KlipMachine is a Python-based pipeline and Streamlit web application designed to automate the extraction and formatting of short-form video clips from long-form content. It handles video ingestion, audio transcription, AI-driven moment detection, and automated video editing.
The application is built around a state machine workflow, separating the heavy media processing tasks from the user interface.
- Ingestion & Analysis: Uses
yt-dlpfor video downloading andfaster-whisperfor word-level audio transcription. The transcript is chunked and analyzed by LLMs (supporting Groq, OpenAI, or Ollama) to identify high-retention segments based on custom or predefined prompts. - Video Processing: Relies on FFmpeg for all media manipulation. It includes hardware acceleration detection (NVENC, VideoToolbox) to optimize render times.
- Dynamic Subtitles: Uses libass to burn in subtitles. For advanced styles, the application uses OpenCV and PIL to calculate pixel-accurate bounding boxes around text, generating per-word highlight masks that are composited via FFmpeg filter graphs.
- Interface: Built with Streamlit, managing complex states across the editing session to allow real-time previewing without re-rendering the full video.
- Python 3.10+
- FFmpeg (must be installed and accessible in your system PATH).
- Clone the repository and navigate to the project directory:
git clone <your-repo-url> cd klipmachine
- Install the required dependencies:
pip install -r requirements.txt
- Create a
.envfile at the root of the project to store your API keys:(Note: Keys can also be entered directly in the application UI during Step 1).GROQ_API_KEY=your_groq_key OPENAI_API_KEY=your_openai_key
Start the application using Streamlit:
streamlit run app.pyThe pipeline accepts either a YouTube URL or a local video file.

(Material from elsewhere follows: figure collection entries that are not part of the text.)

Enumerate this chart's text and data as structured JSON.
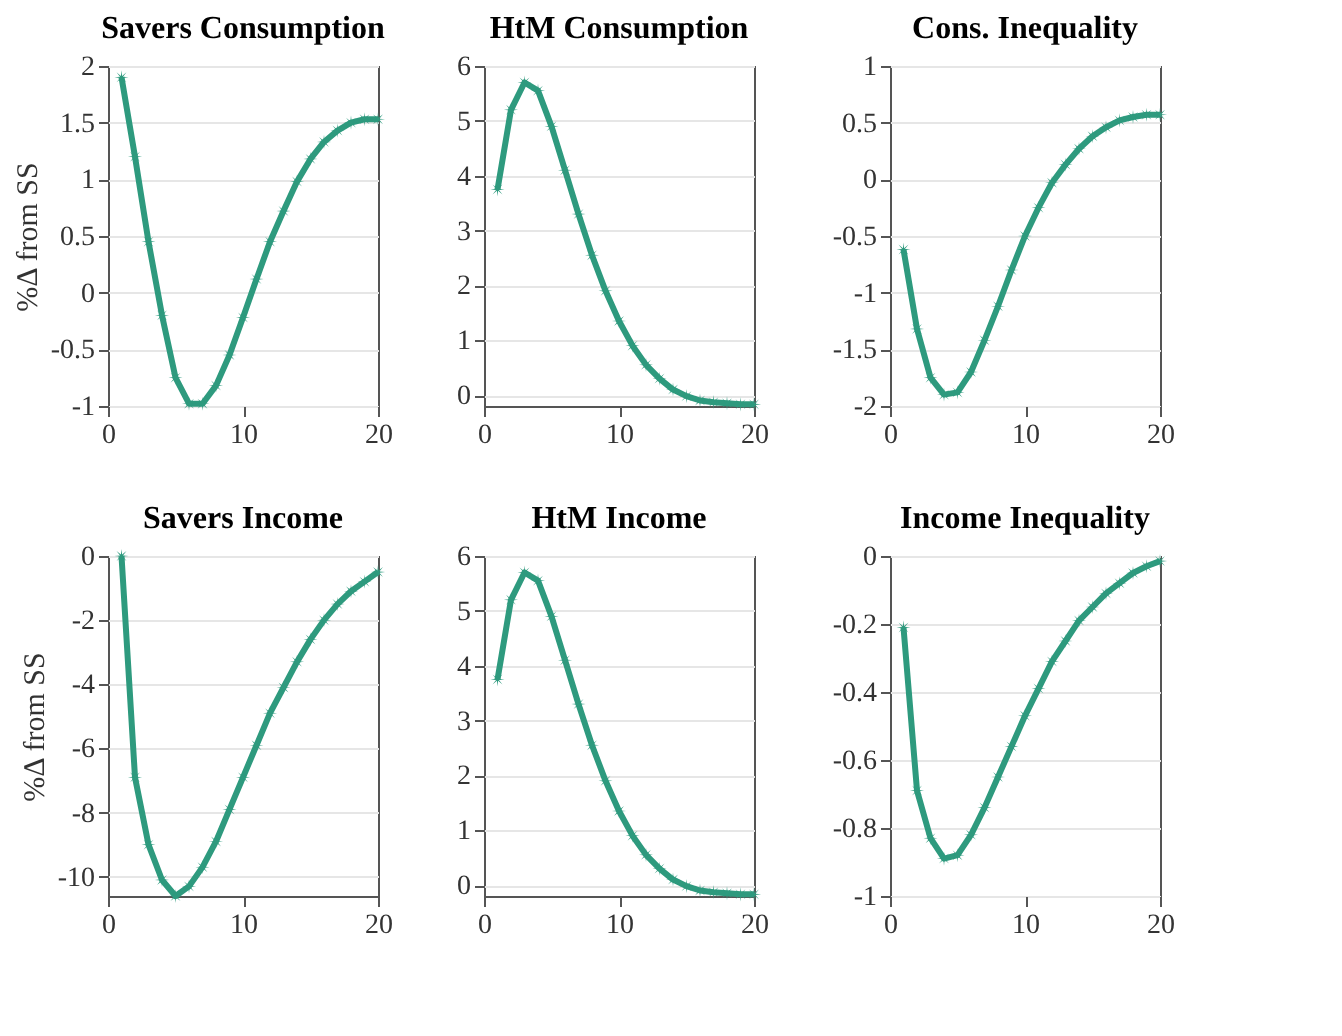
{
  "chart_data": [
    {
      "type": "line",
      "title": "Savers Consumption",
      "ylabel": "%Δ from SS",
      "color": "#2e9a7e",
      "marker": "star",
      "line_style": "solid",
      "grid": "y",
      "xlim": [
        0,
        20
      ],
      "xticks": [
        0,
        10,
        20
      ],
      "ylim": [
        -1,
        2
      ],
      "yticks": [
        -1,
        -0.5,
        0,
        0.5,
        1,
        1.5,
        2
      ],
      "x": [
        1,
        2,
        3,
        4,
        5,
        6,
        7,
        8,
        9,
        10,
        11,
        12,
        13,
        14,
        15,
        16,
        17,
        18,
        19,
        20
      ],
      "values": [
        1.9,
        1.2,
        0.45,
        -0.2,
        -0.75,
        -0.98,
        -0.98,
        -0.82,
        -0.55,
        -0.22,
        0.12,
        0.45,
        0.72,
        0.98,
        1.18,
        1.33,
        1.43,
        1.5,
        1.53,
        1.53
      ]
    },
    {
      "type": "line",
      "title": "HtM Consumption",
      "color": "#2e9a7e",
      "marker": "star",
      "line_style": "solid",
      "grid": "y",
      "xlim": [
        0,
        20
      ],
      "xticks": [
        0,
        10,
        20
      ],
      "ylim": [
        -0.2,
        6
      ],
      "yticks": [
        0,
        1,
        2,
        3,
        4,
        5,
        6
      ],
      "x": [
        1,
        2,
        3,
        4,
        5,
        6,
        7,
        8,
        9,
        10,
        11,
        12,
        13,
        14,
        15,
        16,
        17,
        18,
        19,
        20
      ],
      "values": [
        3.75,
        5.2,
        5.7,
        5.55,
        4.9,
        4.1,
        3.3,
        2.55,
        1.9,
        1.35,
        0.9,
        0.55,
        0.3,
        0.1,
        -0.02,
        -0.1,
        -0.13,
        -0.15,
        -0.17,
        -0.17
      ]
    },
    {
      "type": "line",
      "title": "Cons. Inequality",
      "color": "#2e9a7e",
      "marker": "star",
      "line_style": "solid",
      "grid": "y",
      "xlim": [
        0,
        20
      ],
      "xticks": [
        0,
        10,
        20
      ],
      "ylim": [
        -2,
        1
      ],
      "yticks": [
        -2,
        -1.5,
        -1,
        -0.5,
        0,
        0.5,
        1
      ],
      "x": [
        1,
        2,
        3,
        4,
        5,
        6,
        7,
        8,
        9,
        10,
        11,
        12,
        13,
        14,
        15,
        16,
        17,
        18,
        19,
        20
      ],
      "values": [
        -0.62,
        -1.32,
        -1.75,
        -1.9,
        -1.88,
        -1.7,
        -1.42,
        -1.12,
        -0.8,
        -0.5,
        -0.25,
        -0.03,
        0.13,
        0.27,
        0.38,
        0.46,
        0.52,
        0.55,
        0.57,
        0.57
      ]
    },
    {
      "type": "line",
      "title": "Savers Income",
      "ylabel": "%Δ from SS",
      "color": "#2e9a7e",
      "marker": "star",
      "line_style": "solid",
      "grid": "y",
      "xlim": [
        0,
        20
      ],
      "xticks": [
        0,
        10,
        20
      ],
      "ylim": [
        -10.6,
        0
      ],
      "yticks": [
        -10,
        -8,
        -6,
        -4,
        -2,
        0
      ],
      "x": [
        1,
        2,
        3,
        4,
        5,
        6,
        7,
        8,
        9,
        10,
        11,
        12,
        13,
        14,
        15,
        16,
        17,
        18,
        19,
        20
      ],
      "values": [
        0,
        -6.9,
        -9,
        -10.1,
        -10.6,
        -10.3,
        -9.7,
        -8.9,
        -7.9,
        -6.9,
        -5.9,
        -4.9,
        -4.1,
        -3.3,
        -2.6,
        -2.0,
        -1.5,
        -1.1,
        -0.8,
        -0.5
      ]
    },
    {
      "type": "line",
      "title": "HtM Income",
      "color": "#2e9a7e",
      "marker": "star",
      "line_style": "solid",
      "grid": "y",
      "xlim": [
        0,
        20
      ],
      "xticks": [
        0,
        10,
        20
      ],
      "ylim": [
        -0.2,
        6
      ],
      "yticks": [
        0,
        1,
        2,
        3,
        4,
        5,
        6
      ],
      "x": [
        1,
        2,
        3,
        4,
        5,
        6,
        7,
        8,
        9,
        10,
        11,
        12,
        13,
        14,
        15,
        16,
        17,
        18,
        19,
        20
      ],
      "values": [
        3.75,
        5.2,
        5.7,
        5.55,
        4.9,
        4.1,
        3.3,
        2.55,
        1.9,
        1.35,
        0.9,
        0.55,
        0.3,
        0.1,
        -0.02,
        -0.1,
        -0.13,
        -0.15,
        -0.17,
        -0.17
      ]
    },
    {
      "type": "line",
      "title": "Income Inequality",
      "color": "#2e9a7e",
      "marker": "star",
      "line_style": "solid",
      "grid": "y",
      "xlim": [
        0,
        20
      ],
      "xticks": [
        0,
        10,
        20
      ],
      "ylim": [
        -1,
        0
      ],
      "yticks": [
        -1,
        -0.8,
        -0.6,
        -0.4,
        -0.2,
        0
      ],
      "x": [
        1,
        2,
        3,
        4,
        5,
        6,
        7,
        8,
        9,
        10,
        11,
        12,
        13,
        14,
        15,
        16,
        17,
        18,
        19,
        20
      ],
      "values": [
        -0.21,
        -0.69,
        -0.83,
        -0.89,
        -0.88,
        -0.82,
        -0.74,
        -0.65,
        -0.56,
        -0.47,
        -0.39,
        -0.31,
        -0.25,
        -0.19,
        -0.15,
        -0.11,
        -0.08,
        -0.05,
        -0.03,
        -0.015
      ]
    }
  ]
}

You define the search angle (e.g., Short Clips, Monetizable) and select the AI provider for analysis. The backend extracts the audio, runs Whisper for transcription, and delegates segment analysis to the LLM.
Before rendering, you can review the AI suggestions. The interface provides a global seek slider and a fine-tune timeline to adjust the start and end boundaries of each clip. A data editor allows for word-by-word correction of the generated transcript to fix spelling or timing errors. Each clip also exposes a Hook text field: the AI pre-fills a short attention-grabbing sentence that will appear as a styled banner overlay at the top of the video.
Configure the visual output of the selected clips. You can apply crop modes (Original, Black Fill 9:16, or Blur Fill 9:16) and customize subtitle styles, font sizes, colors, and vertical positioning. The Hook Overlay controls let you toggle, resize, and reposition the hook banner for the previewed clip. A real-time preview generator extracts a single frame and composites the requested filters, subtitles, and hook banner to validate the design before initiating a full render. Settings (including hook defaults) can be saved as reusable named presets.
The final step handles batch rendering. It executes a two-pass FFmpeg operation (video extraction, followed by subtitle burn-in) for stability. Once processed, clips can be downloaded individually alongside their respective .srt or .ass subtitle files, or packaged into a single ZIP archive.